A importância da representatividade na publicidade

Enviada em 01/06/2021

A publicidade funciona como um meio de comunicação. Desde os primórdios é perceptícel que a principal forma de chamar atenção de um consumidor é utilizando personagens que dão voz e forma ao produto, o que sensibiliza e gera identificação no público alvo. Nesse contexto, no Brasil atual, mesmo com grandes evoluções, o mercado e as grandes marcas ainda estão desconectas da identidade nacional, visto que muitos esteriótipos são pregados em suas publicidades.  Dessa forma, como representates do povo, a negligência governamental e a problemática da padronização das propagandas são questões que acentuam as diferenças e desigualdades no país.

De início, convém ressaltar a negligência por partes dos políticos, que foram colocados a cargo  pela população, ao não incluirem em seus deveres a devida representação desses. Segundo o filósofo Descartes, “não há soluções simples para graves problemas”, nesse sentido, consta-se que o Brasil é um país com muitas divesidades, mas ainda há ideais e estilos enraizados, o que é um grande problema. Assim, pela má elaboração publicitário por conta de uma equipe falha que não está devidamente ligada as características e causas brasileiras, o Estado releva a representação das aparentes minorias.

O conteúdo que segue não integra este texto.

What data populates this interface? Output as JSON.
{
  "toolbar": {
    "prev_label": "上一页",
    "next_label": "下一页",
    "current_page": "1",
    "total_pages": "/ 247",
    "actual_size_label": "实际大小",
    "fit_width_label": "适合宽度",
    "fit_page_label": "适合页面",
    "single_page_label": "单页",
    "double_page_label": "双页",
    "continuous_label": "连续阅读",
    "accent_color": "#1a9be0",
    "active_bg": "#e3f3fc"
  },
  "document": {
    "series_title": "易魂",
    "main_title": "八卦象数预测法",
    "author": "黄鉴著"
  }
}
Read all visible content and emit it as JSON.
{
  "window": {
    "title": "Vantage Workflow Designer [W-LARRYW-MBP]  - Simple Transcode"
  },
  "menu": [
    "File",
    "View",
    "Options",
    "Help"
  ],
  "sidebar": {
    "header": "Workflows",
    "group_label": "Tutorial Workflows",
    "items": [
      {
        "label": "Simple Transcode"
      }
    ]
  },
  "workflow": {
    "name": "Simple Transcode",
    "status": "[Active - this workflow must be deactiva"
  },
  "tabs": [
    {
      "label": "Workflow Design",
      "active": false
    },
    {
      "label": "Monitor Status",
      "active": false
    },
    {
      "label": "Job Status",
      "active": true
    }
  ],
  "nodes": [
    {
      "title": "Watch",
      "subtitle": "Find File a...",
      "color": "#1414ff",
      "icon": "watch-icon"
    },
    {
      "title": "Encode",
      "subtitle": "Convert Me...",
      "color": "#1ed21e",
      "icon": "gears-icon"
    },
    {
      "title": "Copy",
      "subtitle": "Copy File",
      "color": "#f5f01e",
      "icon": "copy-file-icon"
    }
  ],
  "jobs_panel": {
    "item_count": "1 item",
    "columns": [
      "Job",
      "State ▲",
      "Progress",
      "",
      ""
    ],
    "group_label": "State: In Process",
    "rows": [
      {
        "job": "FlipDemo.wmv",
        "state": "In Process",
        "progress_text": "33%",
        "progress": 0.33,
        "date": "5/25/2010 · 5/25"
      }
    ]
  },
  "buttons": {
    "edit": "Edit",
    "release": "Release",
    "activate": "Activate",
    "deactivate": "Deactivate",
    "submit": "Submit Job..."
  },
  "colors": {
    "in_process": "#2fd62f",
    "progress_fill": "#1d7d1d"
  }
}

Por conseguinte, as publicidades estatais, que são grandes meios de comunicação e dialógam diretamente com a população, ao serem escarssas em sua representatividade aumentam as desigualdes e afetam a população.

Outrossim, é crusical afirmar como a padronização e apresentação da perfeição nas propagandas causam a exclusão social de uma parcela da sociedade. A escritora Ayn Rand cita que pode-se ignorar a realidade, mas não a consequência dessa. Dessa maneira, as marcas ao partirem do pressuposto que pregar a perfeição e idealizações é a melhor forma atingir as pessoas, acabam por esquecer uma grande parcela da população. O investimento dessas equipes publicitárias em propagandas estereotipas excluem a diversidade brasileira, dessa forma   perdendo a oportunidade de se conectar com o público e ver o diferencial quando a maioria se sente representado.

Portanto, é de suma importância cessar problemáticas como a negligência governamental e a padronização das propagandas. Em conformidade, é de responsabilidade do Ministério Público criar leis que tornem obrigatório campanhas publicitárias que inclua as minorias e os diversos grupos, além de uma especialização na equipe publicitária, por meio de profissionais capacitados, para que saibam abrangir e representar a população, assim craindo propagandas empáticas e simbólicas. Porquanto, combater a exclusão social e alertar sobre a importância da representatividade na publicidade é um grande passo para a evolução do Brasil.